Davian, siswa kelas 10 yang bersekolah di sekolah swasta elite dengan akses beasiswa. Lahir dari keluarga sederhana membuatnya tidak terlalu menonjol dari segi ekonomi, walau kebutuhan sehari-harinya tercukupi namun kehidupan sekolahnya tidaklah semulus alur novel.
Teman-teman sekolahnya sering memanggilnya si miskin. Mereka adalah para anak konglomerat dengan harta yang tidak akan habis sampai tujuh keturunan.
Vian selalu merasa tidak adil. Mengapa harus ada batasan di antara yang kaya dan yang miskin?

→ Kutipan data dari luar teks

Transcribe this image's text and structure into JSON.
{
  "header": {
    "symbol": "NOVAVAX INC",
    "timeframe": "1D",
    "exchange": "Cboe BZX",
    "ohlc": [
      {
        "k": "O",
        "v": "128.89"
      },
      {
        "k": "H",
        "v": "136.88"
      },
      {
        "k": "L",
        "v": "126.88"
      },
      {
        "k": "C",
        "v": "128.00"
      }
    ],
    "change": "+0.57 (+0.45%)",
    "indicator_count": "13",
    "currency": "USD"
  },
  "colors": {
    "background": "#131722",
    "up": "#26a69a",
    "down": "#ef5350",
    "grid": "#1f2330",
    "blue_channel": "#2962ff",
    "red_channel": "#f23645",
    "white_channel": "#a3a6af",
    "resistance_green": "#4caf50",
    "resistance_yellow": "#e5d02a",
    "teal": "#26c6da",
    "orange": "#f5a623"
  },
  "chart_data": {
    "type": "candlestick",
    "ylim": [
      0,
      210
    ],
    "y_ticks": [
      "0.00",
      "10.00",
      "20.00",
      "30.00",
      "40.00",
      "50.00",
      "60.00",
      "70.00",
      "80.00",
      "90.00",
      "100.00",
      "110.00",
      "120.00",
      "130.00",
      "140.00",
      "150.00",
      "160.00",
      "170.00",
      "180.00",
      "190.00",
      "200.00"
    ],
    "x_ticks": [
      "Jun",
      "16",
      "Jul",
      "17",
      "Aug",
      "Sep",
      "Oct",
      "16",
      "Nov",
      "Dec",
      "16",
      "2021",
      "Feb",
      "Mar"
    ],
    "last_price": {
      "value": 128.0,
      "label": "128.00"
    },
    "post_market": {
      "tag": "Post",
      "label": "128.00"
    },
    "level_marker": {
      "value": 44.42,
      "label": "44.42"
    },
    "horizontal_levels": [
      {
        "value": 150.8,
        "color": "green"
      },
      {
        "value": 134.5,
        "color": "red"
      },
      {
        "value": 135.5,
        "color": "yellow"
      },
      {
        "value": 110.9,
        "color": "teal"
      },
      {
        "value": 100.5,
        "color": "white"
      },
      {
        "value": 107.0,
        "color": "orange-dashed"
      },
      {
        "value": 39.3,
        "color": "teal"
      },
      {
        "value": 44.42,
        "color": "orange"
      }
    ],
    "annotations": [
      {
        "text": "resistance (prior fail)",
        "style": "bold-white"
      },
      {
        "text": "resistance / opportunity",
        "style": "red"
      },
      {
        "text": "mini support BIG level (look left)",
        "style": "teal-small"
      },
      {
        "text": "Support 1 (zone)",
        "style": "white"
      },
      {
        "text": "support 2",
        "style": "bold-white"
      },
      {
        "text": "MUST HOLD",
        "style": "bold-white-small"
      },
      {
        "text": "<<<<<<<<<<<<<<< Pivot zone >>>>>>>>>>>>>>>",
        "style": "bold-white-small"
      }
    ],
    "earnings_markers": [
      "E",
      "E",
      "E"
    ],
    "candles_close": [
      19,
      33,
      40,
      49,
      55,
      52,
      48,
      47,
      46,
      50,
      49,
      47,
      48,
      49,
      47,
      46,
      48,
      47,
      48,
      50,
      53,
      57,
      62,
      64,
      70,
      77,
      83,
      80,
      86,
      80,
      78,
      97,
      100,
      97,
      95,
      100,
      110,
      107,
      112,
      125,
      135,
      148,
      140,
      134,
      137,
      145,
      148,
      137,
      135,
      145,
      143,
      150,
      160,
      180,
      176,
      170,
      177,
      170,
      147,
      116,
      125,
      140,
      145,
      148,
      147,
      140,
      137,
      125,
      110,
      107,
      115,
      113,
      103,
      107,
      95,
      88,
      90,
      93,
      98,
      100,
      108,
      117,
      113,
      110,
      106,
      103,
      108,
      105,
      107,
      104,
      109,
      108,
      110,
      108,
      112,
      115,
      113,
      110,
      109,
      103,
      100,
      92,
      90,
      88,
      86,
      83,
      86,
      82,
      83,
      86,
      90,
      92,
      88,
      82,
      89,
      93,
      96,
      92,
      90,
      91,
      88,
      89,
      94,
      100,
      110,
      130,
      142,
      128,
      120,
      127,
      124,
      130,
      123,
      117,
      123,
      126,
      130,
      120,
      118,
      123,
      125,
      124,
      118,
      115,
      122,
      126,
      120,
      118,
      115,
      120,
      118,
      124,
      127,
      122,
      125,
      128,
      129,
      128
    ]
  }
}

Bukankah manusia itu memiliki derajat yang sama di manapun tempatnya berada.
Tubuh anak lelaki 15 tahun di dorong ke tembok beton di belakang sekolah. Seragamnya compang camping dengan banyak debu menempel di badan. Tubuhnya yang kurus kering dengan tinggi 165 cm bergetar hebat. Rasanya ingin menangis, namun ia tahu bahwa hal itu hanya akan membuatnya semakin dibenci.
"Si miskin ini belaga sekali, siapa yang mengizinkanmu mendapat ranking pertama?" tendangan dari alas sepatu yang mahal mengenai perutnya dengan telak. Kuat sekali hingga Vian terbatuk beberapa kali dan meringis kesakitan. Pembully ini tidak sendiri, mereka berjumlah 5 orang dan diketuai oleh orang dengan sepatu mahal.
Mereka tertawa bersamaan. Vian menatapnya dengan mata yang lesu dan berair. Wajahnya di angkat ke hadapan wajah yang lain, lalu mendapatkan pukulan yang langsung membuatnya mimisan.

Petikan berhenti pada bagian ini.